Головнин, рассмотрев этот «дипломатический демарш», сперва пожал плечами, потом все же разрешил поставить рисунок в бочку.
Японцы не заставили себя ждать. Бочка немедленно была унесена в крепость. Однако ни в этот, ни на следующий день никакого ответа от японцев не последовало. На берегу у крепости было безлюдно, пусто.
Но пшено, вода и дрова были необходимы, и Головнин послал лейтенанта Рикорда с вооруженными людьми на берег, к деревушке. Там Рикорд нашел дрова, пшено и рыбу. За все было заплачено деньгами.
— Должен вам сказать, — докладывал Рикорд,— мне понравился отменный порядок в селении. Можно позавидовать чистоте рыбацких лодок, котлов, ларей и бочек для соления и даже станков для сушения рыбы.
Прошли еще сутки, и японцы выставили перед крепостью кадку. Когда ее подняли на шлюп, в ней оказался ящик, а в ящике письмо, написанное иероглифами, и две картинки.
Иероглифы были незнакомы, картинки загадочны. Выражая общее мнение, Рикорд сказал:
— Одно ясно — японцы не желают иметь с нами дела.
— Пожалуй, так, — согласился Головнин.
«Диана» поставила часть парусов и двинулась к устью речки. Пресная вода была необходима.
Японцы оставались в крепости, а курильцы издали следили за высадившимися на берег русскими моряками.
На другой день один из курильцев с деревянным крестом в руках подошел к русским.

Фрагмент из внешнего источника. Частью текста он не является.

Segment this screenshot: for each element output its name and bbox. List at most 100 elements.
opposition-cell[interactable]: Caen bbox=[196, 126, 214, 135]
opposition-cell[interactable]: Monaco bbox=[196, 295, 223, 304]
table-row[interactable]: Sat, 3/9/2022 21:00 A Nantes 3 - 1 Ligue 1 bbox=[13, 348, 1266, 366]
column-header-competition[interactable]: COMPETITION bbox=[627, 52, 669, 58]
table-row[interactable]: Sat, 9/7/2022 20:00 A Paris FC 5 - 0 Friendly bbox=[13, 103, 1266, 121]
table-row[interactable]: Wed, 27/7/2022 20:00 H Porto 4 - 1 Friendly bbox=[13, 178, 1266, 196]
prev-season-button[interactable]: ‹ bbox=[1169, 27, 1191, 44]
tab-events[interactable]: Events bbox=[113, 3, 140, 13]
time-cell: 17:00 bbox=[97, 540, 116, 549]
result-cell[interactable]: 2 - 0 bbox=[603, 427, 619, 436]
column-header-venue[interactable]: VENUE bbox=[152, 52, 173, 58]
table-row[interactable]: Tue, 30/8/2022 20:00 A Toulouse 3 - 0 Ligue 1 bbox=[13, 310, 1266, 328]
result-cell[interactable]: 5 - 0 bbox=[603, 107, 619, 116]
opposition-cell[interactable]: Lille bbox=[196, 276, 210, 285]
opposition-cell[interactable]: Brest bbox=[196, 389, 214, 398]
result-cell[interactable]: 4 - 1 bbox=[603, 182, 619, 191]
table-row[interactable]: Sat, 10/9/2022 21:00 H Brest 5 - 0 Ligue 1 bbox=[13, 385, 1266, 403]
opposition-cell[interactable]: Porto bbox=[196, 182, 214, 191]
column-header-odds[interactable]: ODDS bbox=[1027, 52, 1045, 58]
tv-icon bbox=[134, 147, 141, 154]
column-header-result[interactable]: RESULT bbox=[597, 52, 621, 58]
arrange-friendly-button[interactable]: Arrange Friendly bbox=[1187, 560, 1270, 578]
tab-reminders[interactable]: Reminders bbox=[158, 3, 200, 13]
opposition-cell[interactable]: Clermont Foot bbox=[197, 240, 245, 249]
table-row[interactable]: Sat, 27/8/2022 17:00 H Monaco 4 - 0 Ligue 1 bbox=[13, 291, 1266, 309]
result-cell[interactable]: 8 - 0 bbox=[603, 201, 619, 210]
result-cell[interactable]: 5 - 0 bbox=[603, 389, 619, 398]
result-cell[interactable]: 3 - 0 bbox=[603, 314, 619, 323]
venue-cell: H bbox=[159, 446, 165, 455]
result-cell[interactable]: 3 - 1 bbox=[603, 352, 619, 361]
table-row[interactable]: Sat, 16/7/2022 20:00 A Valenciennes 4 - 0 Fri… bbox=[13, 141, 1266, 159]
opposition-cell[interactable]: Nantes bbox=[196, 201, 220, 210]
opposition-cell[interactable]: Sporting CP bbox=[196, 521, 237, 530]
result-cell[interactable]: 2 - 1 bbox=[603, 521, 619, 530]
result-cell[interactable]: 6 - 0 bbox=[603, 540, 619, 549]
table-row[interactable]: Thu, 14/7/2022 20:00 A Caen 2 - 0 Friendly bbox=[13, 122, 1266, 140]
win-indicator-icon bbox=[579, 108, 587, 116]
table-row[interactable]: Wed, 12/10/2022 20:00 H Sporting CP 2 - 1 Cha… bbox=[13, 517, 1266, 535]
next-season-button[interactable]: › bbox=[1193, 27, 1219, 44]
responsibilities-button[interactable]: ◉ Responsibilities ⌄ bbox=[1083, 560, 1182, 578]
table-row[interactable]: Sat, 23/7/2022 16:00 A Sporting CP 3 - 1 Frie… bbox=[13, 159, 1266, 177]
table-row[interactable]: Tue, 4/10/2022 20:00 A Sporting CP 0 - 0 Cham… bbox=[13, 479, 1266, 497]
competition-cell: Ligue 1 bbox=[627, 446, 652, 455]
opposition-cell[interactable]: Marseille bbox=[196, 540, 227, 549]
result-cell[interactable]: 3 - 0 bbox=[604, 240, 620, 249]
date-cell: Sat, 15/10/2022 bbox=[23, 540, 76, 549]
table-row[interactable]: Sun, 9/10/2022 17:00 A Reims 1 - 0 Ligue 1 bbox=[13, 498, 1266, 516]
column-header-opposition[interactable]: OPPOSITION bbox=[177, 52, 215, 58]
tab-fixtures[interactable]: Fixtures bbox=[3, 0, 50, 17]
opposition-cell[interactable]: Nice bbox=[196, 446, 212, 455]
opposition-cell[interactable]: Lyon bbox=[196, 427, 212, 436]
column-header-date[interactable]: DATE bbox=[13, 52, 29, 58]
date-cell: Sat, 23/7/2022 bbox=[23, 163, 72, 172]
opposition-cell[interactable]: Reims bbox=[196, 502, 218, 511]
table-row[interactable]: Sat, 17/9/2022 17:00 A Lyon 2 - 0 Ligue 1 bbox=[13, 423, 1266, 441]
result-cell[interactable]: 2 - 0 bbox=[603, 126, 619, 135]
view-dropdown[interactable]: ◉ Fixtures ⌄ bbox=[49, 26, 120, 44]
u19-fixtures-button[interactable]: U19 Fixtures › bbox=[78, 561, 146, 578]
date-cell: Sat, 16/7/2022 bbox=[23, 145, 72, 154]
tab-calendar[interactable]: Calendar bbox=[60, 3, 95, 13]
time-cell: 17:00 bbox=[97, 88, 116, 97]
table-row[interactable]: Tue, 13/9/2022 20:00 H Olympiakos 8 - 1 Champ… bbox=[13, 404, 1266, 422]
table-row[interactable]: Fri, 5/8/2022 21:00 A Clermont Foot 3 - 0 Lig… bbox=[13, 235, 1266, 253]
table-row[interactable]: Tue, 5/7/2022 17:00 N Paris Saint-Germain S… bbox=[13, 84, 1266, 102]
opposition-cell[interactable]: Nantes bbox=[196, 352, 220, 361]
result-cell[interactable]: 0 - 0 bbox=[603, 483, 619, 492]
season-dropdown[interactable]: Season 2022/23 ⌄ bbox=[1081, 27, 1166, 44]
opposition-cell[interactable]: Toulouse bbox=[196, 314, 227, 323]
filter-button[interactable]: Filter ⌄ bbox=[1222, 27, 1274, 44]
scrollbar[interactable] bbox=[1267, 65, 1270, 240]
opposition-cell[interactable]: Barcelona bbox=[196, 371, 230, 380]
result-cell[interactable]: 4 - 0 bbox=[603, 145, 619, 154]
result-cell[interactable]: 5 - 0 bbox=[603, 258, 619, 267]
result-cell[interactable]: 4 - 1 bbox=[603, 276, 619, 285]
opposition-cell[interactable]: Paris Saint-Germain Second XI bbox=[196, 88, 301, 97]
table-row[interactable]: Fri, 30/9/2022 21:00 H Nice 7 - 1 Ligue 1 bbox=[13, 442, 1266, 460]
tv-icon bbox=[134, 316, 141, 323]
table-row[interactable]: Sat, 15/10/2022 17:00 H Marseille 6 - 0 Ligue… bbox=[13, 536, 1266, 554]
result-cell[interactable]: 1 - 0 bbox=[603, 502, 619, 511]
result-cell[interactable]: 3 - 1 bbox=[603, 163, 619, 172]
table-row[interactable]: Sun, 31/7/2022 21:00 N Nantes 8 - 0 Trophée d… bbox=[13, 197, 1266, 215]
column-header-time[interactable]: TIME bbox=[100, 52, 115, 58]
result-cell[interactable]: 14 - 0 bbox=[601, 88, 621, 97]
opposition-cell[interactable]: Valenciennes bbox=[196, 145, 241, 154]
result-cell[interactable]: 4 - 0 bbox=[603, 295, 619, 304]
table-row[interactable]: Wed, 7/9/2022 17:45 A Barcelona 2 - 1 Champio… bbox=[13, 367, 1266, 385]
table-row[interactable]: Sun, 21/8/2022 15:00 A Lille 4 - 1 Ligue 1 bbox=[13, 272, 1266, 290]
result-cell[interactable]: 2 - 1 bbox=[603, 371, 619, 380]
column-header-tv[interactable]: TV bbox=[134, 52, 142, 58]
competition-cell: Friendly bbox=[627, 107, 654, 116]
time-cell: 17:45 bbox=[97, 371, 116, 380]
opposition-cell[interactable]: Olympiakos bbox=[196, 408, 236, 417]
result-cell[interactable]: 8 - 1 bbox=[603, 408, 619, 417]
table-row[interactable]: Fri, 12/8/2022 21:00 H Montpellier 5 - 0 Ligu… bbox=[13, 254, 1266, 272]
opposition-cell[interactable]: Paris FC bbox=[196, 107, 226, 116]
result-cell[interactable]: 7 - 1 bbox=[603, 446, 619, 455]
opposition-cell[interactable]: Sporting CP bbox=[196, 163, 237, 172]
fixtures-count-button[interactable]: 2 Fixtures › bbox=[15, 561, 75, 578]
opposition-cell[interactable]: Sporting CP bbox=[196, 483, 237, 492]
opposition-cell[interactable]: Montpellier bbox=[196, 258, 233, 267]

Лейтенант Рудаков встретил его лаской и подарками. Дрожа от страха, курилец с трудом сумел сообщить подошедшему Головнину, что начальник города предлагает русскому командиру встретиться.
Похоже было, что лед тронулся и японцы готовы вступить в мирные переговоры.
Навстречу Головнину вышел целый кортеж. Шествие было обставлено торжественно. Во главе вооруженного отряда, в старинном панцире и железной каске, широко расставляя ноги, как будто приходилось шагать по разным берегам канала, шел начальник. За ним так же важно двигались сопровождавшие его воины. У каждого воина было по две сабли — обязательная принадлежность атрибута самурая. Весь вид выступавших говорил о стремлении во что бы то ни стало произвести грозное впечатление.
Оставалось делать вид, что весь этот воинственный парад русские принимают за декорацию, и держаться свободно и доверчиво.
Японский начальник церемонно приветствовал Головнина и с помощью переводчиков-курильцев стал задавать командиру «Дианы» вопросы. При этом японец и его солдаты держались спокойно, угощали русских моряков вином и даже пробовали шутить.